Воплощение своей концепции Фишер видел в опасном для судеб социализма развитии известных событий в ЧССР. Поражение контрреволюции здесь означало также и банкротство ревизионистской концепции Э. Фишера. Какие выводы из этого сделал Фишер? Пришел ли он, хотя бы с опозданием, к переоценке своих взглядов? Ничуть нет. Он по-прежнему подвизается в роли глашатая безудержной антисоветской клеветнической кампании, развязанной империализмом.
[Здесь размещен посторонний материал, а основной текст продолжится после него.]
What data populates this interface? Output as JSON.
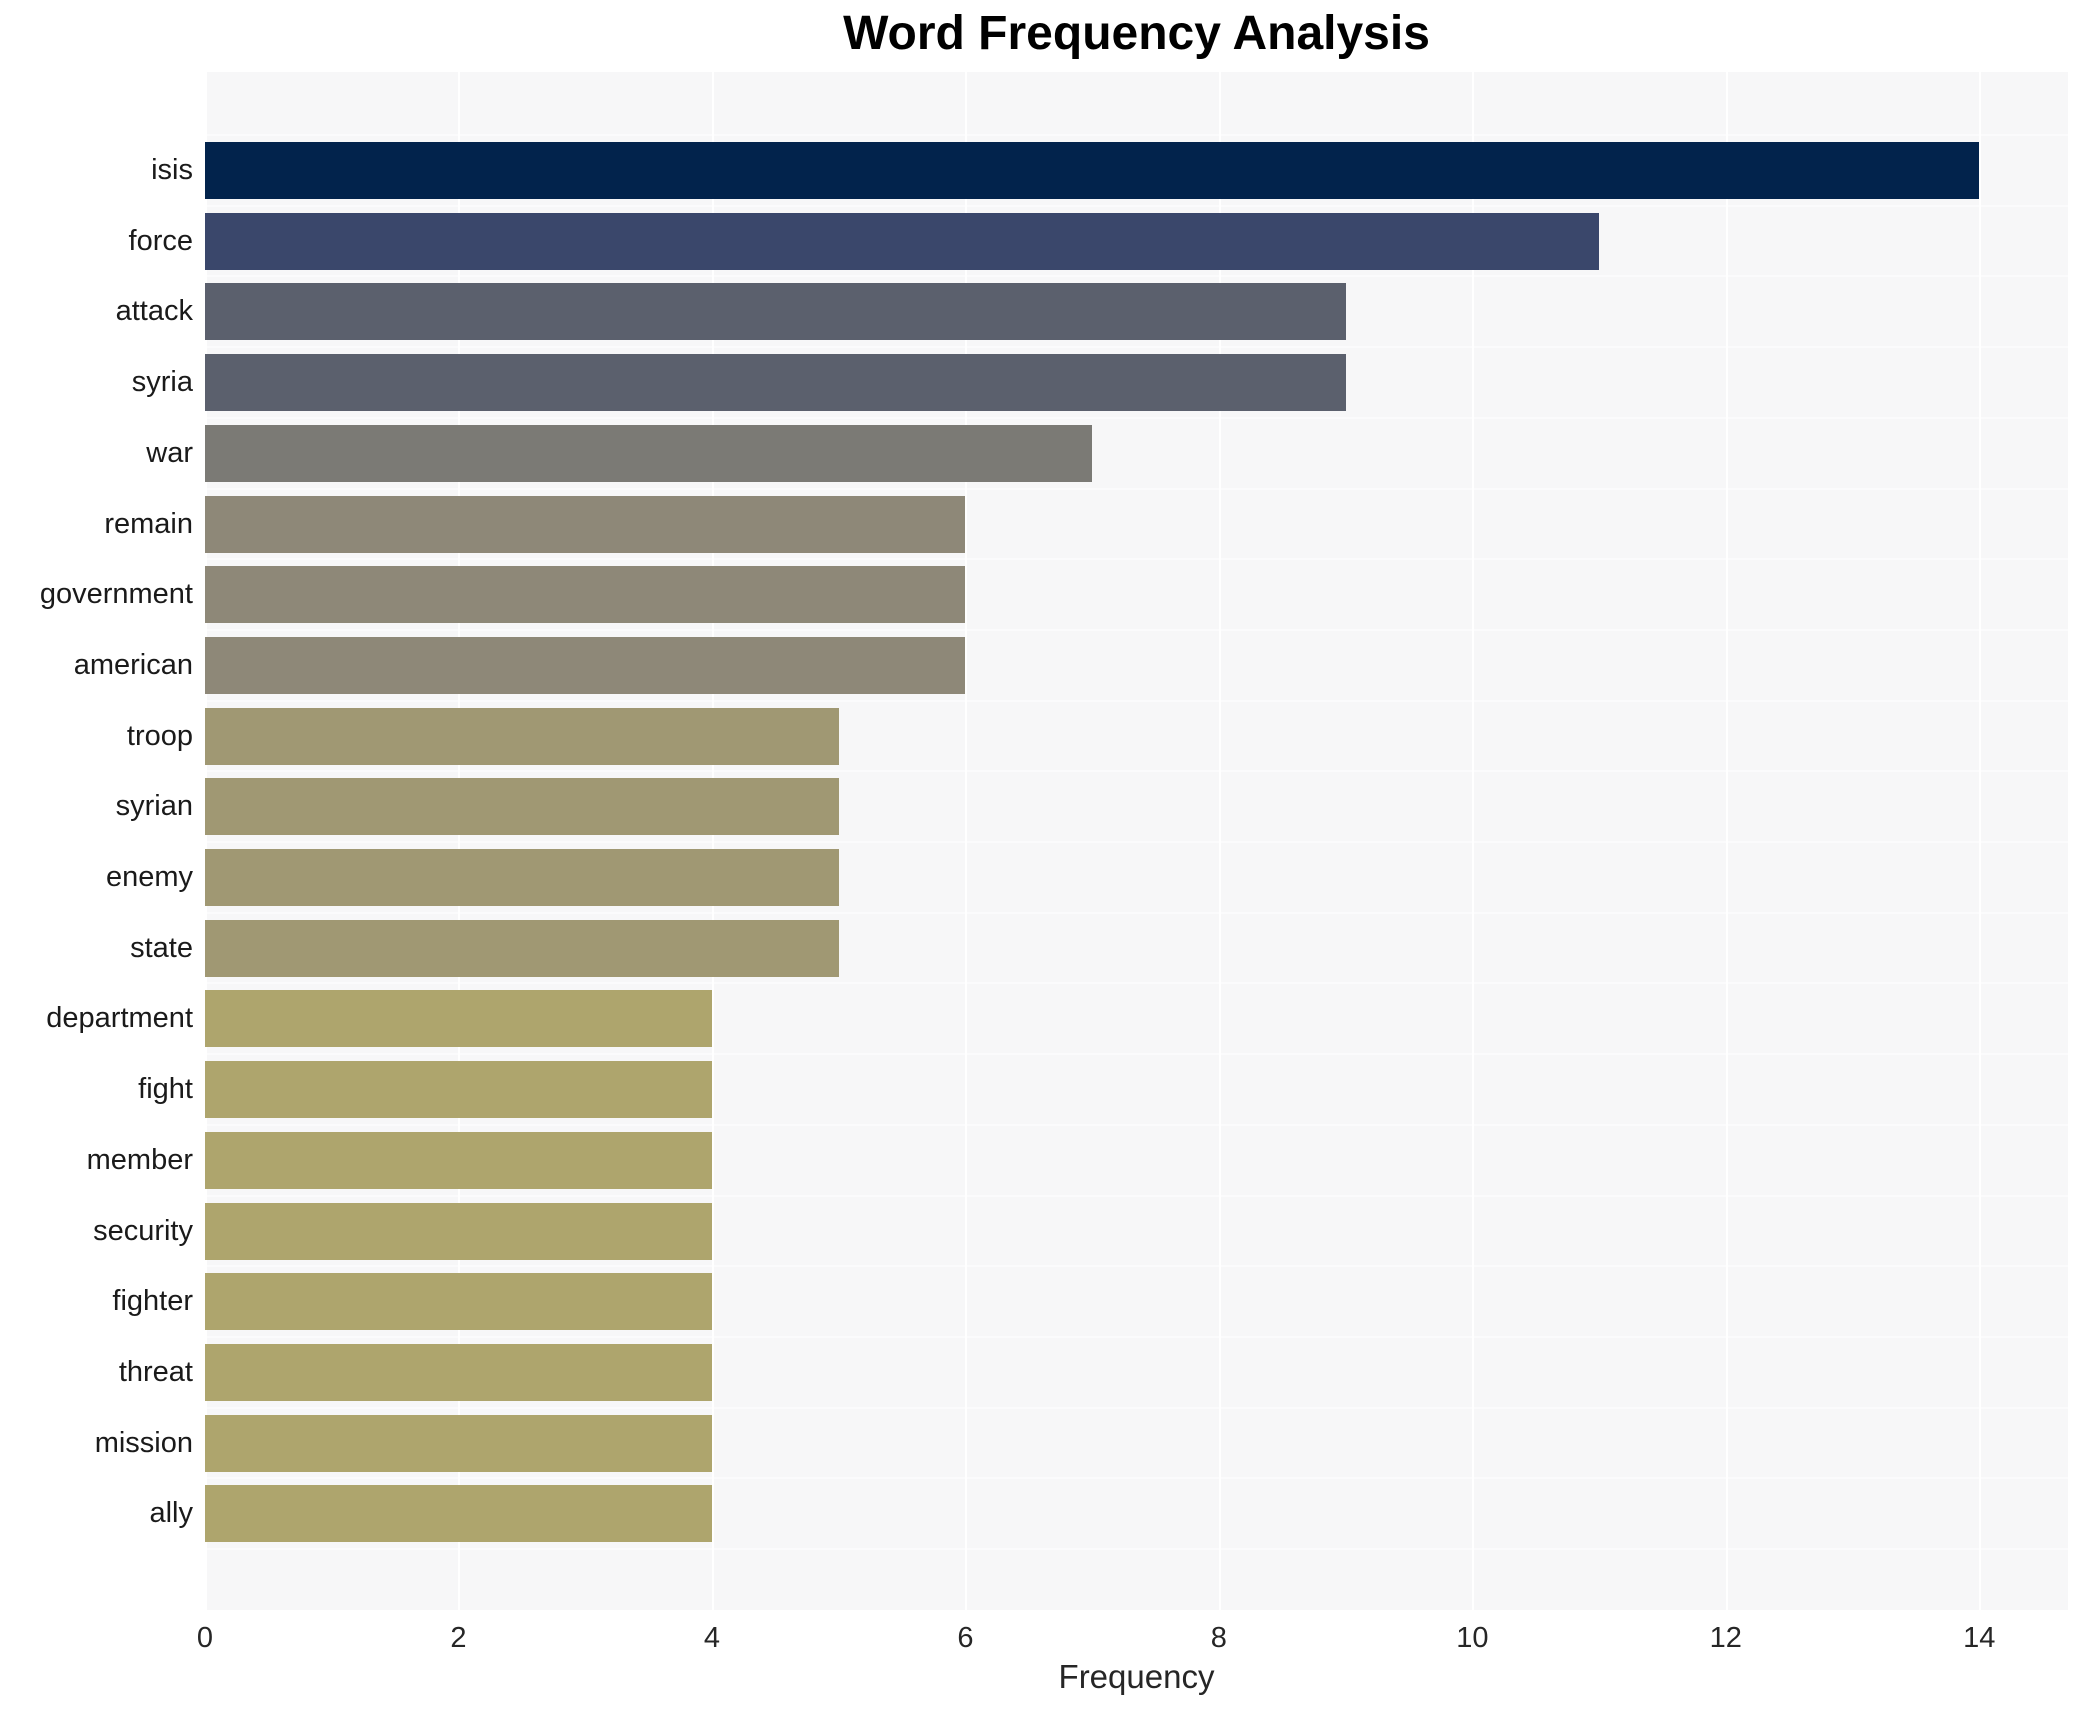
{
  "chart_data": {
    "type": "bar",
    "orientation": "horizontal",
    "title": "Word Frequency Analysis",
    "xlabel": "Frequency",
    "ylabel": "",
    "categories": [
      "isis",
      "force",
      "attack",
      "syria",
      "war",
      "remain",
      "government",
      "american",
      "troop",
      "syrian",
      "enemy",
      "state",
      "department",
      "fight",
      "member",
      "security",
      "fighter",
      "threat",
      "mission",
      "ally"
    ],
    "values": [
      14,
      11,
      9,
      9,
      7,
      6,
      6,
      6,
      5,
      5,
      5,
      5,
      4,
      4,
      4,
      4,
      4,
      4,
      4,
      4
    ],
    "bar_colors": [
      "#02234c",
      "#3a476b",
      "#5b606d",
      "#5b606d",
      "#7b7a75",
      "#8e8878",
      "#8e8878",
      "#8e8878",
      "#a09873",
      "#a09873",
      "#a09873",
      "#a09873",
      "#aea56d",
      "#aea56d",
      "#aea56d",
      "#aea56d",
      "#aea56d",
      "#aea56d",
      "#aea56d",
      "#aea56d"
    ],
    "x_ticks": [
      0,
      2,
      4,
      6,
      8,
      10,
      12,
      14
    ],
    "xlim": [
      0,
      14.7
    ],
    "grid": "vertical white gridlines at even ticks on light gray panel",
    "legend": "none",
    "colors": {
      "panel_bg": "#f7f7f8",
      "page_bg": "#ffffff",
      "gridline": "#ffffff",
      "tick_label": "#262626",
      "bar_label": "#1a1a1a",
      "title": "#000000"
    }
  }
}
После XXI съезда Коммунистической партии Австрии, осудившего взгляды Э. Фишера, он начал открытую борьбу и против КПА.
Среди «моделей социализма» особое место занимает так называемый «рыночный социализм», который, по существу, является экономической основой всех или почти всех ревизионистских концепций «социализма». Острие этой «модели» направлено против социалистической собственности на орудия и средства производства, как экономической основы социализма, на превращение ее в групповую собственность отдельных предприятий.
Модель «рыночного социализма» предполагает коренные изменения не только в экономике социалистического общества. Она преследует далеко идущие планы коренных преобразований и в политической системе, которые означают поворот к буржуазному строю.
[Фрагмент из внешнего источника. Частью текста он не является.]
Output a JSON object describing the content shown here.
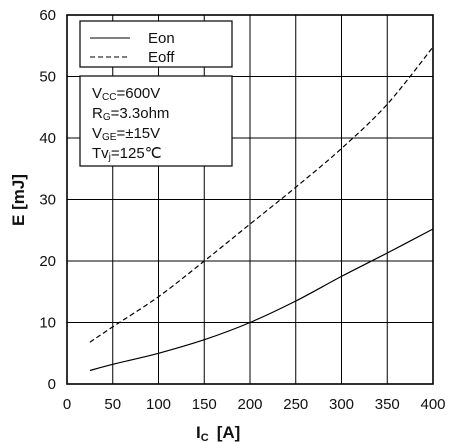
{
  "chart_data": {
    "type": "line",
    "xlabel_main": "I",
    "xlabel_sub": "C",
    "xlabel_unit": "[A]",
    "ylabel": "E [mJ]",
    "xlim": [
      0,
      400
    ],
    "ylim": [
      0,
      60
    ],
    "xticks": [
      "0",
      "50",
      "100",
      "150",
      "200",
      "250",
      "300",
      "350",
      "400"
    ],
    "yticks": [
      "0",
      "10",
      "20",
      "30",
      "40",
      "50",
      "60"
    ],
    "grid": true,
    "legend_position": "top-left",
    "series": [
      {
        "name": "Eon",
        "style": "solid",
        "x": [
          25,
          50,
          100,
          150,
          200,
          250,
          300,
          350,
          400
        ],
        "y": [
          2.2,
          3.2,
          5.0,
          7.2,
          10.0,
          13.5,
          17.5,
          21.3,
          25.2
        ]
      },
      {
        "name": "Eoff",
        "style": "dashed",
        "x": [
          25,
          50,
          100,
          150,
          200,
          250,
          300,
          350,
          400
        ],
        "y": [
          6.8,
          9.3,
          14.2,
          20.0,
          26.0,
          32.0,
          38.3,
          45.5,
          54.8
        ]
      }
    ],
    "conditions": [
      {
        "main": "V",
        "sub": "CC",
        "rest": "=600V"
      },
      {
        "main": "R",
        "sub": "G",
        "rest": "=3.3ohm"
      },
      {
        "main": "V",
        "sub": "GE",
        "rest": "=±15V"
      },
      {
        "main": "Tv",
        "sub": "j",
        "rest": "=125℃"
      }
    ]
  },
  "colors": {
    "line": "#000000",
    "grid": "#000000",
    "background": "#ffffff"
  }
}
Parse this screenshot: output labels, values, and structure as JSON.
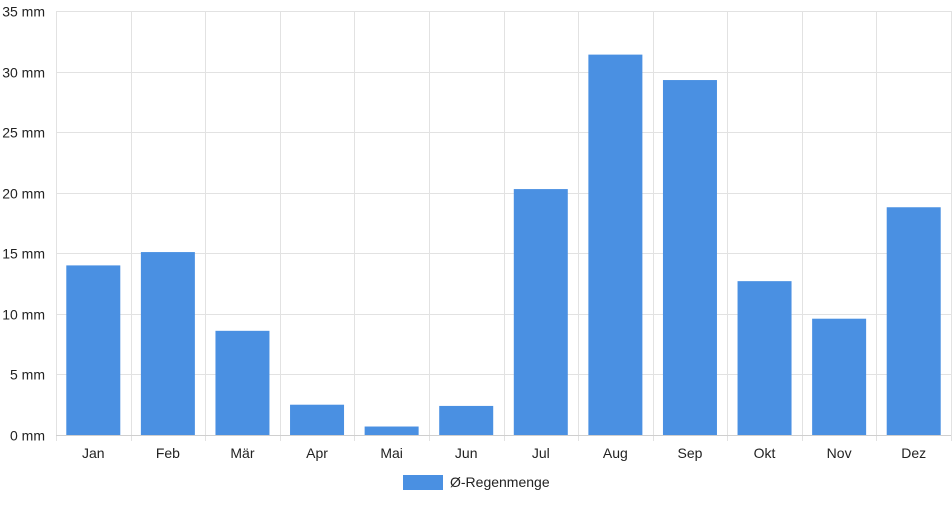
{
  "chart_data": {
    "type": "bar",
    "categories": [
      "Jan",
      "Feb",
      "Mär",
      "Apr",
      "Mai",
      "Jun",
      "Jul",
      "Aug",
      "Sep",
      "Okt",
      "Nov",
      "Dez"
    ],
    "series": [
      {
        "name": "Ø-Regenmenge",
        "values": [
          14.0,
          15.1,
          8.6,
          2.5,
          0.7,
          2.4,
          20.3,
          31.4,
          29.3,
          12.7,
          9.6,
          18.8
        ]
      }
    ],
    "y_ticks": [
      "0 mm",
      "5 mm",
      "10 mm",
      "15 mm",
      "20 mm",
      "25 mm",
      "30 mm",
      "35 mm"
    ],
    "y_tick_values": [
      0,
      5,
      10,
      15,
      20,
      25,
      30,
      35
    ],
    "ylim": [
      0,
      35
    ],
    "title": "",
    "xlabel": "",
    "ylabel": "",
    "grid": true,
    "legend_position": "bottom-center",
    "colors": {
      "bar": "#4a90e2",
      "grid": "#e2e2e2",
      "axis": "#cfcfcf",
      "text": "#222222"
    }
  }
}
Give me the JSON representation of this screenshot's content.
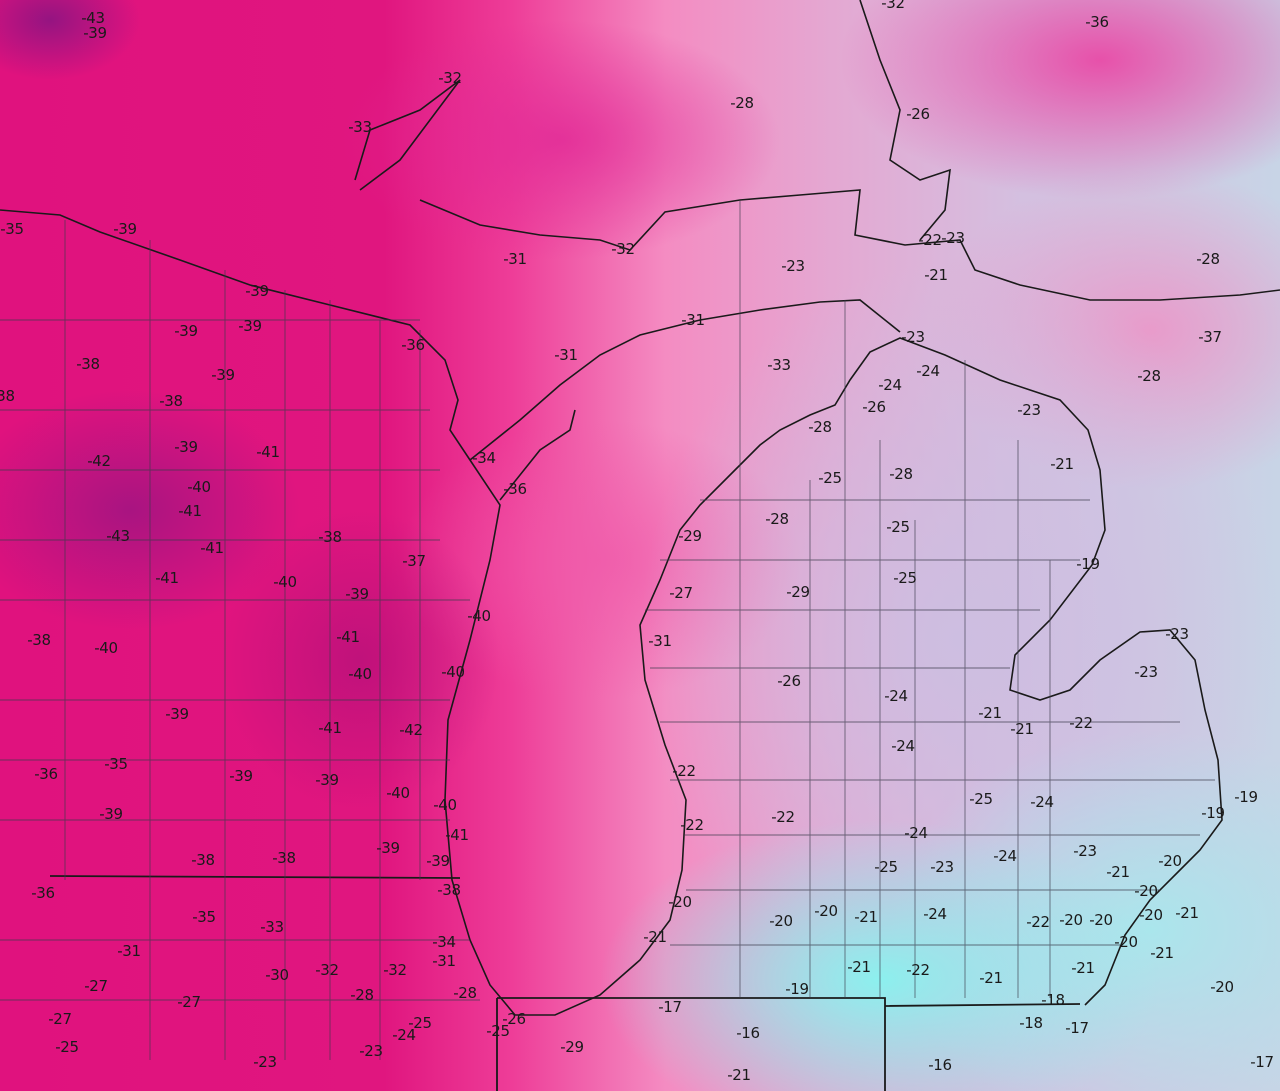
{
  "map": {
    "type": "temperature contour map",
    "colors": {
      "coldest": "#a0107a",
      "very_cold": "#e0127e",
      "cold": "#f48cc2",
      "mild": "#d4c0e0",
      "warmest": "#8ef0ee",
      "outline": "#1a1a1a"
    }
  },
  "labels": [
    "-43",
    "-39",
    "-32",
    "-36",
    "-32",
    "-28",
    "-26",
    "-33",
    "-35",
    "-39",
    "-31",
    "-32",
    "-22",
    "-23",
    "-23",
    "-21",
    "-28",
    "-39",
    "-39",
    "-39",
    "-36",
    "-31",
    "-31",
    "-23",
    "-33",
    "-37",
    "-38",
    "-39",
    "-24",
    "-24",
    "-28",
    "-38",
    "-38",
    "-26",
    "-23",
    "-28",
    "-39",
    "-41",
    "-42",
    "-34",
    "-21",
    "-25",
    "-28",
    "-40",
    "-36",
    "-41",
    "-28",
    "-43",
    "-38",
    "-29",
    "-25",
    "-41",
    "-37",
    "-19",
    "-41",
    "-40",
    "-25",
    "-39",
    "-27",
    "-29",
    "-40",
    "-41",
    "-23",
    "-38",
    "-40",
    "-31",
    "-40",
    "-40",
    "-23",
    "-26",
    "-24",
    "-39",
    "-41",
    "-42",
    "-21",
    "-21",
    "-22",
    "-24",
    "-36",
    "-35",
    "-39",
    "-39",
    "-22",
    "-40",
    "-25",
    "-24",
    "-19",
    "-19",
    "-40",
    "-39",
    "-22",
    "-22",
    "-41",
    "-24",
    "-39",
    "-38",
    "-38",
    "-39",
    "-25",
    "-23",
    "-24",
    "-23",
    "-21",
    "-20",
    "-36",
    "-38",
    "-20",
    "-20",
    "-35",
    "-33",
    "-20",
    "-20",
    "-21",
    "-24",
    "-22",
    "-20",
    "-20",
    "-20",
    "-21",
    "-21",
    "-31",
    "-34",
    "-31",
    "-20",
    "-21",
    "-30",
    "-32",
    "-32",
    "-21",
    "-22",
    "-21",
    "-21",
    "-27",
    "-27",
    "-28",
    "-28",
    "-19",
    "-18",
    "-20",
    "-27",
    "-25",
    "-26",
    "-25",
    "-24",
    "-17",
    "-16",
    "-18",
    "-17",
    "-25",
    "-29",
    "-23",
    "-23",
    "-16",
    "-17",
    "-21"
  ]
}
Модель «рыночного социализма» призвана сыграть подрывную роль в постепенной деформации социализма не только в отдельных социалистических странах, но и внутри всей мировой социалистической системы. Буржуазные пропагандисты и ревизионистские приспешники заявляют, что социалистическая интеграция не будет действенной до тех пор, пока не примет за основу механизм рыночного регулирования. Другими словами, они рассчитывают с помощью рыночного регулирования подорвать экономику социалистических стран, с тем чтобы сделать и последующие шаги по пути перевода этих стран на капиталистические рельсы.
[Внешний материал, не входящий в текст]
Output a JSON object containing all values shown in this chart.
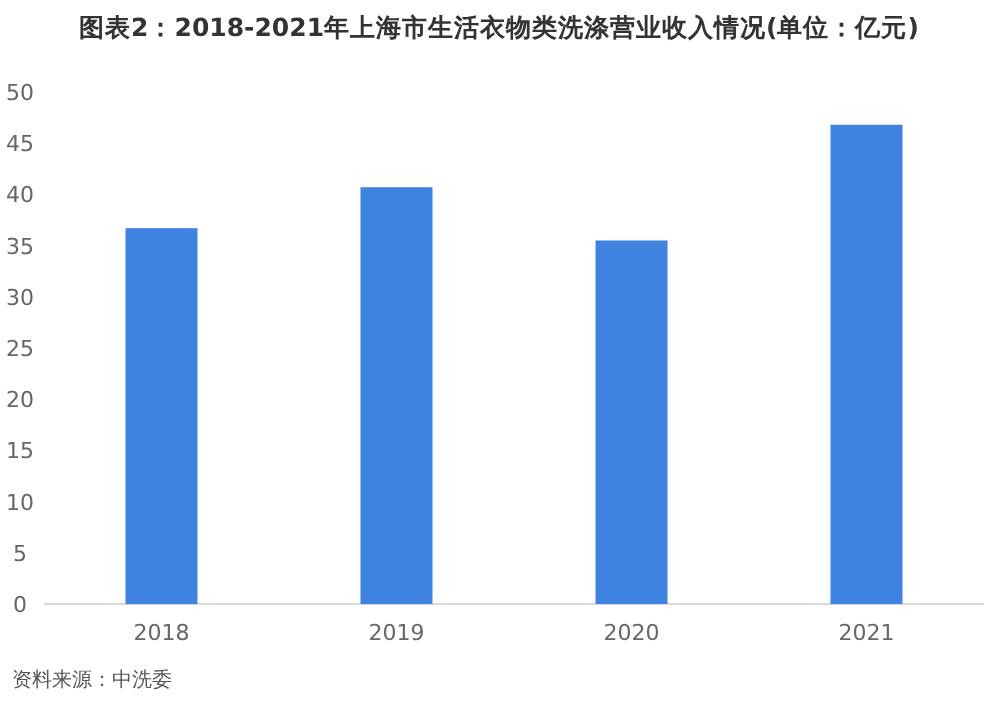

В числе прочих «моделей социализма», противопоставляемых реальному социализму, есть также модели «этического» или «гуманного социализма». Изобретатели этих моделей, следуя за социал-реформистами, повторяют, что социализм — это лишь убеждение, моральная ценность, которая вряд ли может воплотиться в жизнь. «Социализм, — писал польский ревизионист Л. Колаковский, — есть сумма общественных ценностей, реализация которых намечается для каждого человека в отдельности как моральная повинность. Это — собрание требований, касающихся отношений между людьми, которые ставит перед собой личность или сумма личностей. В какой степени эти ценности позволяют себя практически осуществить, этот вопрос совершенно не зависит от вопроса, следует ли работать над их осуществлением».
Что же из этого следует? Если бы у нас была уверенность в невозможности социализма, продолжает тот же автор, наша обязанность борьбы за социализм от этого не уменьшилась бы и не ослабла. Напротив, только при этом условии наши старания приобретают оттенок героизма, благодаря которому их моральная ценность проявляется в полном свете. Согласно таким рассуждениям выходит, что только те действия имеют моральную ценность, которые заранее обречены на неудачу, в то время как исполненная героизма борьба десятков миллионов людей за будущее человечества — коммунизм не имеет якобы моральной ценности.
«Кто сознательно борется за проигранное дело, — заключает Колаковский, — тот может быть освобожден от подозрений аморального характера. Кто же, наоборот, вступает в борьбу за социализм с непоколебимой верой в победу, просто ставит на номер, у которого, по его мнению, остановится стрелка рулетки истории. Его действия не имеют моральной ценности». И вся эта писанина, призывающая к бессмысленным жертвам во имя неосуществимого идеала, выдается за нравственный, «этический социализм»!
…Модели, модели. А вот ренегат М. Джилас, когда-то слывший югославским коммунистом, выдумал свое немодельное общество. Толкуя о нем, он заявляет: «Мы, например, можем очень четко охарактеризовать это общество, как общество частной собственности, а не как общество государственной, или национальной, или общественной собственности».